13-Sep-2019 -- While driving from the San Francisco Bay Area to Oakridge, Oregon (for a quick mountain biking trip), I decided to pay a visit to this point - that had been visited only twice before (and not since 2008). I soon discovered why this point has received little interest: It is quite remote. Furthermore, unfortunately, it is not particularly interesting. (The point lies on a steep, forested slope; many other Degree Confluence Points are just like this.) I was, however, able to get a nice ‘drone’s-eye’ view of the area.
There are two possible ways to approach this point: from the South (i.e., from California), or from the North (i.e., from Oregon). The first visitor to this point, in 2001, made the mistake of approaching from the South. This requires a very strenuous, 1000’ climb from Elliot Creek. The second visitor, Steve Skoog, in 2008, approached the point from the North, by dropping down from the ridge top. This approach requires much less climbing/descending.

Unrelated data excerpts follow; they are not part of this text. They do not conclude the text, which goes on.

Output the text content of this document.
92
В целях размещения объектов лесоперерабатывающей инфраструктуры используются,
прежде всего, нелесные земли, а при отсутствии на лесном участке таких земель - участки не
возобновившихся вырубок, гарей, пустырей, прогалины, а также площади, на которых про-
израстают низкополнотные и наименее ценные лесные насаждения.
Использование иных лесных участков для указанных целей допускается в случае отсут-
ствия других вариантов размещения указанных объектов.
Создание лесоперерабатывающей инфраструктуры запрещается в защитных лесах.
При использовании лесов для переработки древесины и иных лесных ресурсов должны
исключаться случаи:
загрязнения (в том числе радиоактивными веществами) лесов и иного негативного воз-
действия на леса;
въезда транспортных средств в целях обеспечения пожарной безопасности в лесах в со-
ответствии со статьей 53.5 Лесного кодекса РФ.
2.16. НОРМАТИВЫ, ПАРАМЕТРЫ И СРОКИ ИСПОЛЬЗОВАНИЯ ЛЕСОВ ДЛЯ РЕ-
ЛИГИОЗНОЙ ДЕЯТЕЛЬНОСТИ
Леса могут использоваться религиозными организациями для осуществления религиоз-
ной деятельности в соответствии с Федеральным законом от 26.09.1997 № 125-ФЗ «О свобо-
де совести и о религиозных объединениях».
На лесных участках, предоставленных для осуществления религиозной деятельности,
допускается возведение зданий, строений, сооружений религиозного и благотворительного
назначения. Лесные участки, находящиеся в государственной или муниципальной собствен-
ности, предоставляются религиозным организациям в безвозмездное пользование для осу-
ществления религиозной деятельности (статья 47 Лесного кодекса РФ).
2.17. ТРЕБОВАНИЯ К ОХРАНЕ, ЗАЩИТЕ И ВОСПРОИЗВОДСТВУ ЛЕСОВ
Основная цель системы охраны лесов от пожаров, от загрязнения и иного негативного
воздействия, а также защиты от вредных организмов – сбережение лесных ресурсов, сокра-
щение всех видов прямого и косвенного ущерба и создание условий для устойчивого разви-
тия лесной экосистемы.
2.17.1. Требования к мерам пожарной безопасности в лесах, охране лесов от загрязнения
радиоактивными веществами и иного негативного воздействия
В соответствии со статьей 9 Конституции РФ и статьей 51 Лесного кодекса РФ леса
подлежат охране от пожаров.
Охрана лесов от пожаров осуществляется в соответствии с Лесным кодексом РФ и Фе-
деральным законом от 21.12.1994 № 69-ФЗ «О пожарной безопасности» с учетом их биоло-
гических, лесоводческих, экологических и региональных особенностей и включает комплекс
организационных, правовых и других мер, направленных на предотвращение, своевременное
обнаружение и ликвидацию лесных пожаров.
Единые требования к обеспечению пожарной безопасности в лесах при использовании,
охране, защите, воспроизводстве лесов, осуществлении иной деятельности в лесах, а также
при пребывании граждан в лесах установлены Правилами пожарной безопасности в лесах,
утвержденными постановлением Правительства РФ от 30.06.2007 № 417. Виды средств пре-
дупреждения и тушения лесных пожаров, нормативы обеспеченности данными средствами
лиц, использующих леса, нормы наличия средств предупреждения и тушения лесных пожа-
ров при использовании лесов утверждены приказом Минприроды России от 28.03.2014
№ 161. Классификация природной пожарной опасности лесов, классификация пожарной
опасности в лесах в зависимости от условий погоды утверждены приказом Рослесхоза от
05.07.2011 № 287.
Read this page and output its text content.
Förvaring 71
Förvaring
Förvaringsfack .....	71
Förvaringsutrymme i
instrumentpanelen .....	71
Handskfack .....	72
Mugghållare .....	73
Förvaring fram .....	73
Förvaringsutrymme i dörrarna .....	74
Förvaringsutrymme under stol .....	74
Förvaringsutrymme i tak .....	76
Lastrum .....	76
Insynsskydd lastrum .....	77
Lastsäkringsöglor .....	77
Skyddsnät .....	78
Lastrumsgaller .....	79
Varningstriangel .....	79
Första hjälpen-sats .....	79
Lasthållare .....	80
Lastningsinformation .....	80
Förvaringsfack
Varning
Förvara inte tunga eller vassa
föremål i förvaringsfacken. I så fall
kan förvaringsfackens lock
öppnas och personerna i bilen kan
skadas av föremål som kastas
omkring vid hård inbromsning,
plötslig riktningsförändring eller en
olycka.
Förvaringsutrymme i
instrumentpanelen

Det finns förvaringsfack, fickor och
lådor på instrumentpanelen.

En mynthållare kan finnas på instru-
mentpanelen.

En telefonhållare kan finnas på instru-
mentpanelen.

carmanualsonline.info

To access this point, I left Interstate 5 (the main North-South freeway along the U.S. West Coast) at Siskiyou Summit, Oregon - just North of the California-Oregon state line. From there it was a long drive westward: First along a paved road past the Mount Ashland ski area, and then continuing on National Forest Service Road 20 (gravel/dirt), which was often very rough, and then a series of increasingly narrow, feral forest roads, until I got to a locked gate at [42.00970,-123.00702], just 0.76 miles NW of the point (‘as the crow flies’). I parked here and hiked the rest of the way. I found a series of old forest roads and road cuts that ‘switchbacked’ down the hillside. These helped me a lot, but I still ended up having to do a lot of steep ‘bushwhacking’ down (and then up) the slope. For 60-year-old me, this was much more strenuous than Steve Skoog’s narrative would have you believe.